The figures do not include students who had been suspended or were absent for legitimate reasons.
But school suspensions are also at record highs, with 41 per cent of Aboriginal students enrolled at the 61 NSW schools suspended in 2011.
The figures, published by the NSW Ombudsman, explode the myth that the indigenous school attendance crisis is largely confined to remote schools in the NT.
NT government figures for 2011 show an overall attendance rate of 58.4 per cent among indigenous students enrolled at very remote schools.
NSW has previously only published data that gives Aboriginal student attendance rates as a statewide figure, which in 2011 was 84 per cent, compared with 92 per cent for non-indigenous students.
But when data for the schools with the lowest indigenous attendance rates in the 12 target NSW communities were analysed by the Ombudsman, it was revealed several of those schools had figures similar to very remote schools in the NT, ranging from 56 to 69 per cent attendance.
The NSW government identified 12 vulnerable communities, in urban and regional NSW, as part of its Interagency Plan to Tackle Child Sexual Assault in Aboriginal Communities.
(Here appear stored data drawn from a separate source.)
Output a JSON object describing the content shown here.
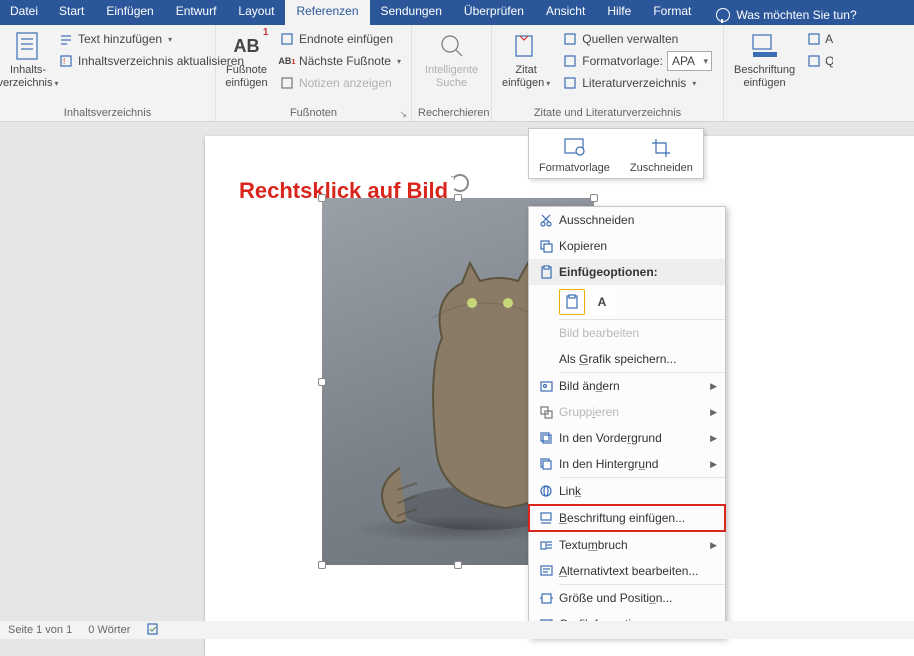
{
  "tabs": {
    "file": "Datei",
    "start": "Start",
    "insert": "Einfügen",
    "design": "Entwurf",
    "layout": "Layout",
    "references": "Referenzen",
    "mailings": "Sendungen",
    "review": "Überprüfen",
    "view": "Ansicht",
    "help": "Hilfe",
    "format": "Format",
    "tellme": "Was möchten Sie tun?"
  },
  "ribbon": {
    "toc": {
      "main": "Inhalts-\nverzeichnis",
      "add_text": "Text hinzufügen",
      "update": "Inhaltsverzeichnis aktualisieren",
      "group": "Inhaltsverzeichnis"
    },
    "footnotes": {
      "main": "Fußnote\neinfügen",
      "ab": "AB",
      "ab_sup": "1",
      "endnote": "Endnote einfügen",
      "next": "Nächste Fußnote",
      "show": "Notizen anzeigen",
      "group": "Fußnoten"
    },
    "research": {
      "main": "Intelligente\nSuche",
      "group": "Recherchieren"
    },
    "citations": {
      "main": "Zitat\neinfügen",
      "manage": "Quellen verwalten",
      "style_label": "Formatvorlage:",
      "style_value": "APA",
      "biblio": "Literaturverzeichnis",
      "group": "Zitate und Literaturverzeichnis"
    },
    "captions": {
      "main": "Beschriftung\neinfügen",
      "cross1": "Ab",
      "cross2": "Qu"
    }
  },
  "annotation": "Rechtsklick auf Bild",
  "minitoolbar": {
    "style": "Formatvorlage",
    "crop": "Zuschneiden"
  },
  "context_menu": {
    "cut": "Ausschneiden",
    "copy": "Kopieren",
    "paste_header": "Einfügeoptionen:",
    "paste_a": "A",
    "edit_image": "Bild bearbeiten",
    "save_as_graphic": "Als Grafik speichern...",
    "change_image": "Bild ändern",
    "group": "Gruppieren",
    "bring_front": "In den Vordergrund",
    "send_back": "In den Hintergrund",
    "link": "Link",
    "insert_caption": "Beschriftung einfügen...",
    "text_wrap": "Textumbruch",
    "alt_text": "Alternativtext bearbeiten...",
    "size_pos": "Größe und Position...",
    "format_graphic": "Grafik formatieren..."
  },
  "status": {
    "page": "Seite 1 von 1",
    "words": "0 Wörter"
  }
}
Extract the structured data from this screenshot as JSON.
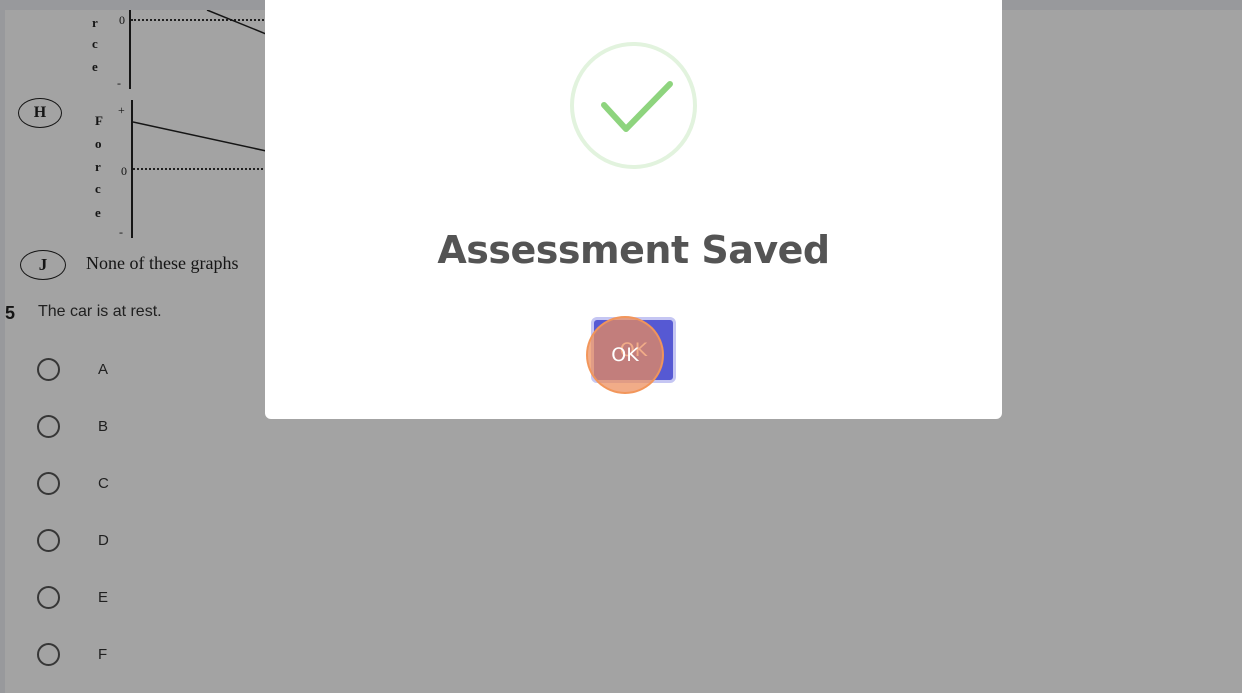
{
  "question": {
    "number": "5",
    "text": "The car is at rest.",
    "choices": [
      {
        "label": "A"
      },
      {
        "label": "B"
      },
      {
        "label": "C"
      },
      {
        "label": "D"
      },
      {
        "label": "E"
      },
      {
        "label": "F"
      }
    ]
  },
  "graphs": {
    "axis_letters_top": [
      "r",
      "c",
      "e"
    ],
    "axis_letters_h": [
      "F",
      "o",
      "r",
      "c",
      "e"
    ],
    "tick_zero": "0",
    "tick_plus": "+",
    "tick_minus": "-",
    "option_h": "H",
    "option_j": "J",
    "option_j_text": "None of these graphs"
  },
  "dialog": {
    "title": "Assessment Saved",
    "ok_label": "OK",
    "icon": "checkmark-success-icon",
    "check_color": "#8ed47e"
  },
  "colors": {
    "ok_button": "#5659d3",
    "click_marker": "#eb8c5a"
  }
}
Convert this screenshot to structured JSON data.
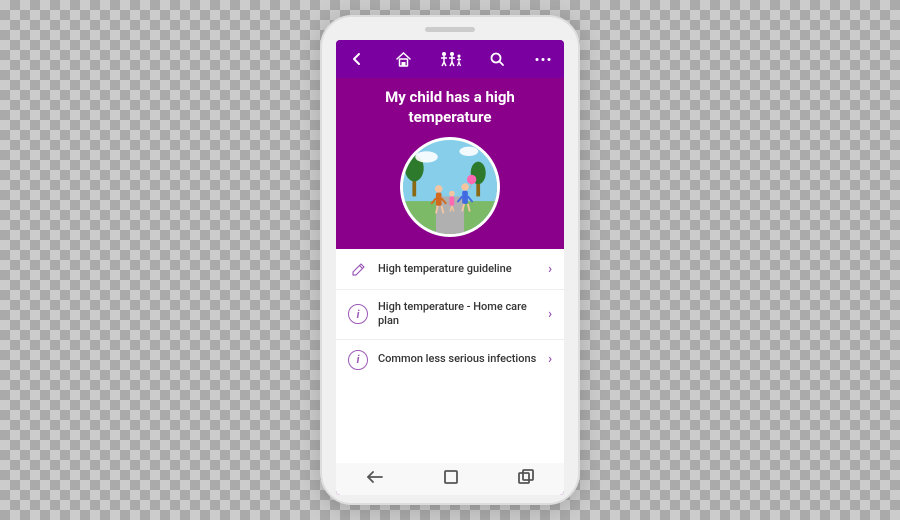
{
  "phone": {
    "header": {
      "title": "My child has a high temperature"
    },
    "nav": {
      "back_label": "‹",
      "home_label": "⌂",
      "people_label": "👥",
      "search_label": "🔍",
      "more_label": "···"
    },
    "menu_items": [
      {
        "id": "guideline",
        "icon_type": "pencil",
        "icon_label": "✏",
        "text": "High temperature guideline",
        "chevron": "›"
      },
      {
        "id": "home-care",
        "icon_type": "info",
        "icon_label": "i",
        "text": "High temperature - Home care plan",
        "chevron": "›"
      },
      {
        "id": "infections",
        "icon_type": "info",
        "icon_label": "i",
        "text": "Common less serious infections",
        "chevron": "›"
      }
    ],
    "bottom_nav": {
      "back": "◁",
      "home": "□",
      "recent": "▣"
    }
  }
}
The plan ran from 2006 to 2011 and has been reviewed by the Ombudsman, with a final report published this week. The report showed that, although tens of millions of dollars had been poured into combating child sexual abuse in NSW, only limited progress had been achieved.
And despite laws in NSW that require, in most circumstances, schools to report to child protection authorities if a child has missed more than 30 days, authorities were not giving a high priority to investigations.
This was a concern given the strong links shown between school attendance and sexual abuse, the Ombudsman found.
A failure to attend school was also a risk factor for involvement with the juvenile justice system.